Принципиально важно, что произвол монополий не ограничивается простым грабежом потребителей: как и всякий массовый и повсеместный грабеж, он приобретает выраженное политическое содержание. Не стоит забывать, что Февральская революция началась с голодного бунта, возникшего из-за спекуляций, выражаясь современным языком, средней руки чиновников питерской мэрии при том, что запасов продовольствия было более чем достаточно.
Чтобы не наступить на грабли Февраля 1917 года, нынешние «хозяева земли русской» должны – ради даже не блага народа, но лишь собственного выживания, — начать ограничивать произвол монополий.
В принципе это несложно. Достаточно предоставить антимонопольной службе право обеспечивать полную финансово-экономическую прозрачность любой компании, в отношении которой возникает подозрение в злоупотреблении монопольным положением, и принуждать ее к снижению монопольно завышенных цен.
Кроме того, по образцу Германии антимонопольная служба должна получить право при резких колебаниях цен сначала возвращать их на прежний уровень, а потом уже расследовать, что это было. Ведь расследование может тянуться годы, за которые ущерб, нанесенный экономике злоупотреблением монопольным положением, может оказаться невосполнимым.
В сочетании с грамотными зерновыми интервенциями и, возможно, гибким ограничением экспорта зерна этого достаточно, чтобы засухи не заметил никто, кроме аграриев и журналистов.
Однако сегодня ограничение произвола монополий и, соответственно, ограничение грабежа потребителей представляется серьезной модификацией всего политического строя.
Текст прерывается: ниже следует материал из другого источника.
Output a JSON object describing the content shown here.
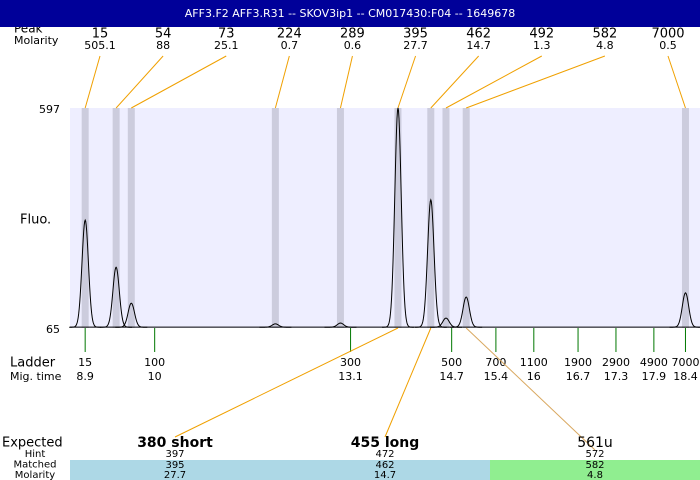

Ведь без массового злоупотребления своим положением монополии не смогут платить колоссальные взятки, а это может оставить без денег весь класс, правящий и владеющий сегодняшней Россией.
Выбор между коррупцией и Россией, между собственной гибелью в системном кризисе и развитием общества еще лишь намечается в будущем. Во весь рост он встанет перед правящей тусовкой не в этом году: она еще имеет возможность закрывать глаза на категорические императивы развития, продолжая уничтожать народ и страну ради личного обогащения.
Однако неурожай этого года еще раз показывает: ресурс подобной политики близится к исчерпанию.